Le deuxième sommet Russie-Afrique, qui se tient cette semaine à Saint-Pétersbourg, doit être considéré comme une étape importante en termes d’intégration du Sud mondial et d’efforts concertés de la part de la majorité mondiale en faveur d’un ordre multipolaire plus égalitaire et plus juste.
Le sommet accueille pas moins de 49 délégations africaines.
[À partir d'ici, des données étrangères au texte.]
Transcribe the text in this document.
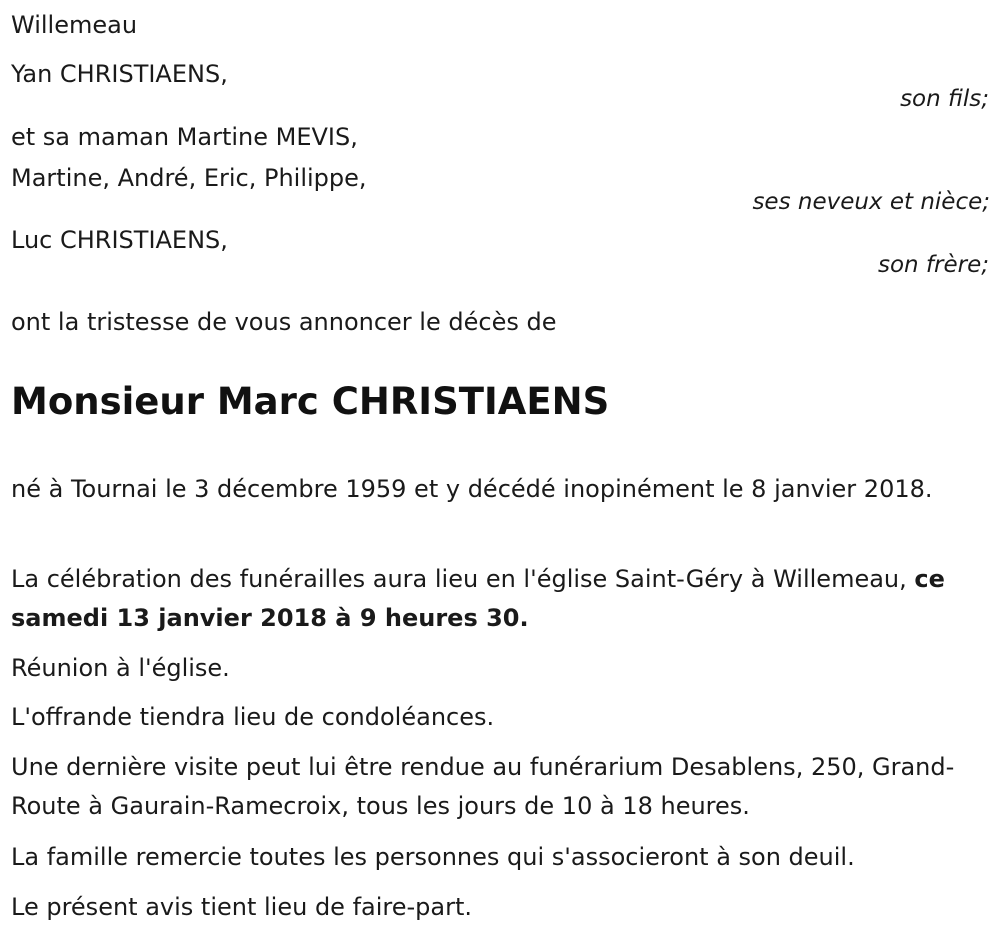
Willemeau
Yan CHRISTIAENS,
son fils;
et sa maman Martine MEVIS,
Martine, André, Eric, Philippe,
ses neveux et nièce;
Luc CHRISTIAENS,
son frère;
ont la tristesse de vous annoncer le décès de
Monsieur Marc CHRISTIAENS
né à Tournai le 3 décembre 1959 et y décédé inopinément le 8 janvier 2018.
La célébration des funérailles aura lieu en l'église Saint-Géry à Willemeau, ce samedi 13 janvier 2018 à 9 heures 30.
Réunion à l'église.
L'offrande tiendra lieu de condoléances.
Une dernière visite peut lui être rendue au funérarium Desablens, 250, Grand-Route à Gaurain-Ramecroix, tous les jours de 10 à 18 heures.
La famille remercie toutes les personnes qui s'associeront à son deuil.
Le présent avis tient lieu de faire-part.
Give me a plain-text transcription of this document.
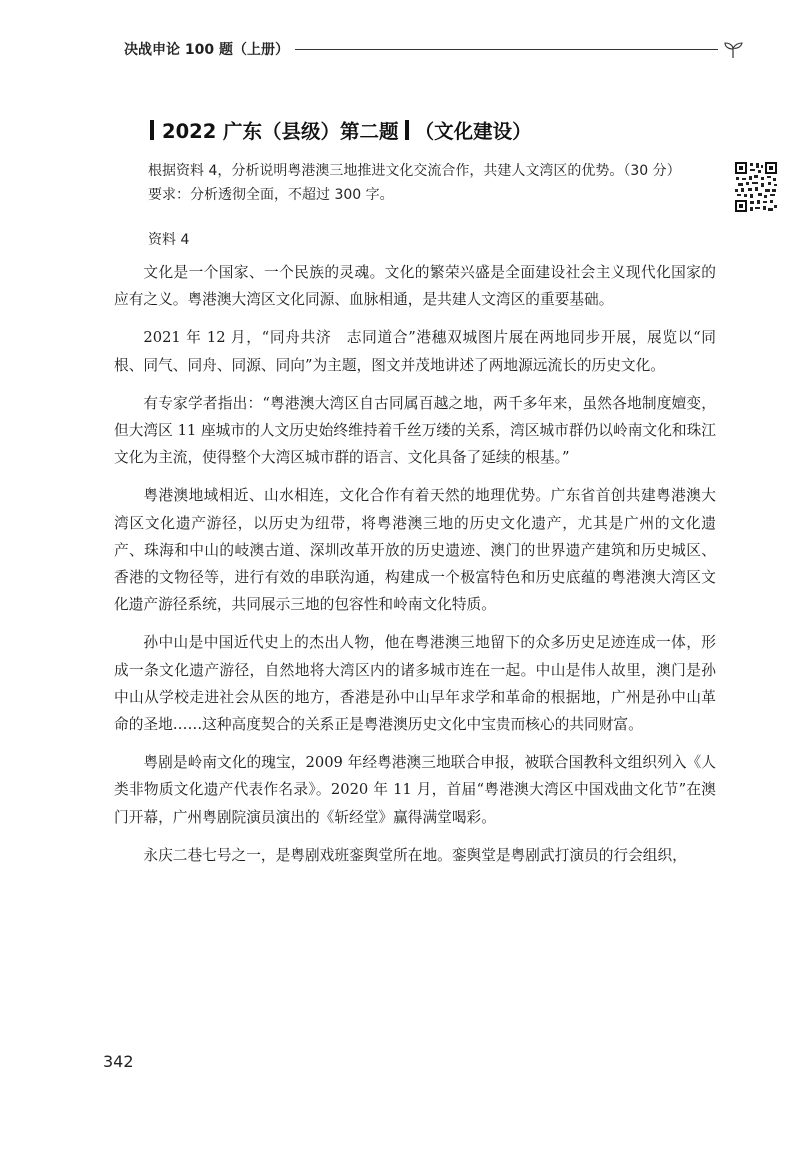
决战申论 100 题（上册）
2022 广东（县级）第二题 （文化建设）

根据资料 4，分析说明粤港澳三地推进文化交流合作，共建人文湾区的优势。（30 分）

要求：分析透彻全面，不超过 300 字。

资料 4

文化是一个国家、一个民族的灵魂。文化的繁荣兴盛是全面建设社会主义现代化国家的应有之义。粤港澳大湾区文化同源、血脉相通，是共建人文湾区的重要基础。

2021 年 12 月，“同舟共济　志同道合”港穗双城图片展在两地同步开展，展览以“同根、同气、同舟、同源、同向”为主题，图文并茂地讲述了两地源远流长的历史文化。

有专家学者指出：“粤港澳大湾区自古同属百越之地，两千多年来，虽然各地制度嬗变，但大湾区 11 座城市的人文历史始终维持着千丝万缕的关系，湾区城市群仍以岭南文化和珠江文化为主流，使得整个大湾区城市群的语言、文化具备了延续的根基。”

粤港澳地域相近、山水相连，文化合作有着天然的地理优势。广东省首创共建粤港澳大湾区文化遗产游径，以历史为纽带，将粤港澳三地的历史文化遗产，尤其是广州的文化遗产、珠海和中山的岐澳古道、深圳改革开放的历史遗迹、澳门的世界遗产建筑和历史城区、香港的文物径等，进行有效的串联沟通，构建成一个极富特色和历史底蕴的粤港澳大湾区文化遗产游径系统，共同展示三地的包容性和岭南文化特质。

孙中山是中国近代史上的杰出人物，他在粤港澳三地留下的众多历史足迹连成一体，形成一条文化遗产游径，自然地将大湾区内的诸多城市连在一起。中山是伟人故里，澳门是孙中山从学校走进社会从医的地方，香港是孙中山早年求学和革命的根据地，广州是孙中山革命的圣地……这种高度契合的关系正是粤港澳历史文化中宝贵而核心的共同财富。

粤剧是岭南文化的瑰宝，2009 年经粤港澳三地联合申报，被联合国教科文组织列入《人类非物质文化遗产代表作名录》。2020 年 11 月，首届“粤港澳大湾区中国戏曲文化节”在澳门开幕，广州粤剧院演员演出的《斩经堂》赢得满堂喝彩。

永庆二巷七号之一，是粤剧戏班銮舆堂所在地。銮舆堂是粤剧武打演员的行会组织，

342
Le président Poutine a déjà annoncé l’adoption d’une déclaration globale et d’un plan d’action pour le Forum de partenariat Russie-Afrique jusqu’en 2026.
Madaraka Nyerere, le fils du légendaire militant anticolonialiste et premier président de la Tanzanie, Julius Nyerere, a défini le contexte en déclarant à RT que le seul moyen «réaliste» pour l’Afrique de se développer est de s’unir et de cesser d’être un agent des puissances étrangères qui l’exploitent.
Et le chemin vers la coopération passe par les BRICS – à commencer par le prochain sommet crucial en Afrique du Sud, et l’incorporation de plus de pays africains dans les BRICS+.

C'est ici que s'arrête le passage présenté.